Why North Korea is Still Very Much a Threat to the US
With more immediate threats like ISIS on our radar, the insanity of North Korea doesn’t get the media attention it deserves.
Some Americans may have even gone as far as writing off North Korea because the country continues to deliver ineffectual threats to various countries in the world.
But let’s face it the relationship between North Korea and the US has always been hostile and the recklessness of the country shouldn’t be taken lightly.
Like Iran, North Korea has recently been doing ballistic missile “tests.” Just last week, the country fired a ballistic missile from a submarine into the sea as a message to South Korea following the beginning of the annual South Korean- U.S. military drills.
The missile launched from the eastern coastal town of Sinpo and travelled about 310 miles, making it the longest flight of a North Korean missile launched from a submarine.
This isn’t the first time this year that the country has been experimenting with missiles either. Two others were fired, but were reported to have exploded in midair after flying about 18 miles.
The fact that North Korea is firing nuclear warheads is distressing enough, but being launched from submarines is a new alarming development since it is harder to detect them in advance.

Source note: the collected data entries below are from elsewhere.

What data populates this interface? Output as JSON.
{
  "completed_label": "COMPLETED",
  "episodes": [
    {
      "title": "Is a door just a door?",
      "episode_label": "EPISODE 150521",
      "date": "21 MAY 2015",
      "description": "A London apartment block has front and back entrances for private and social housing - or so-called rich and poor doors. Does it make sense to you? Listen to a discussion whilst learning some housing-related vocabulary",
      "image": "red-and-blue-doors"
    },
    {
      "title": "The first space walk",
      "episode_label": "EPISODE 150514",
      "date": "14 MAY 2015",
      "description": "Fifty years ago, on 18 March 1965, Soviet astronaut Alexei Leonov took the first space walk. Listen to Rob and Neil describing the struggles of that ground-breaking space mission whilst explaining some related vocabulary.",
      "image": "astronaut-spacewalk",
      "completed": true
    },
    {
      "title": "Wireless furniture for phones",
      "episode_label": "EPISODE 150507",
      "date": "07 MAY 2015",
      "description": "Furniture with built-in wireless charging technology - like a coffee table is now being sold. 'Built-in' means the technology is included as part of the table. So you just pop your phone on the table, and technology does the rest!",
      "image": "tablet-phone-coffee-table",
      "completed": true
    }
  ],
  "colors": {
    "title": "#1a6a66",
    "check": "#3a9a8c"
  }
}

In a U.S. Strategic Command statement, the US military said that the launch did not pose a threat to the US and that the military “remains vigilant in the face of North Korean provocations.”
However, nuclear experts say that the country has yet to develop a reliable long-range nuclear missile equipped to reach the US, emphasis on the yet.
Besides testing nukes, this week it has been reported that children from the ages 7 to 13 in the North Korean mandatory youth league are being urged to become “five million nuclear bombs” to protect dictator Kim Jong Un.
“Please be ‘five million nuclear bombs’ to protect our dear respected leader with your life as the men safeguarding the center of the party, based on a strong belief and will,” according to a statement from the Korean Children’s Union following a Saturday speech by the dictator.
This is the latest propaganda to encourage the idolization of Kim Jong Un.
That’s just the tip of the ice berg in terms of what we Americans would consider insanity, but is just the North Korean way of life.
Some other insane facts about the country:
- Opium is legal, but meth is strictly prohibited and if a citizen is caught with this drug they will likely face a firing squad.
- Speaking of unusually cruel punishments, the country has a “three generations of punishment” sentence, whereas the person sentenced has to go to camp with their entire family and the next two generations are born and forced to live their entire lives in a prison labor camp.
- The official records of Kim Jong II are presented as facts in the North Korea, but are likely (more like definitely) myths: including walking at the age of three weeks, talking at eight weeks, writing 1,500 books while attending university for three years, and shooting a 38-under par round with 11 hole-in-ones on North Korea’s only golf course the first and last time ever playing golf.
- Amnesty International reported that the country has crowded concentration camps.
- Kim Jong II’s father built a fake town. “A fake city in North Korea where the lights go on and off inside tower blocks that have no glass in their windows. There are no residents and no visitors are allowed. But the lights are on timers and the roads are periodically swept. Kijong-dong, which is also called “Peace Village,” was built in the 1950s to lure potential defectors from South Korea and as a display of the communist state’s progress and modernity. The official North Korean position is that Kijong-dong is a thriving community; that it contains a large collective farm (run by two hundred families) and many social services, such as schools and a hospital. Yet Kijong-dong is so close to the border that, with the aid of binoculars, people can see it is empty,” writes the Huffington Post.
- The Constitution of North Korea states: “citizens are guaranteed freedom of speech, the press, assembly, demonstration and association.”
- Only one candidate appears on the ballot in elections.
Editor’s note: We wrote this article to underscore the alien nature of this country. Don’t make the mistake of thinking North Korea is a rational actor in terms of our understanding. They have nuclear weapons and can do devestating damage with almost any meaningless (to us) provocation.
Update: Korean newspapers have just announced that Kim Jung Un has executed two high officials with an anti-aircraft gun. Would anything in your experience have led you to expect this kind of behaviour? Me neither.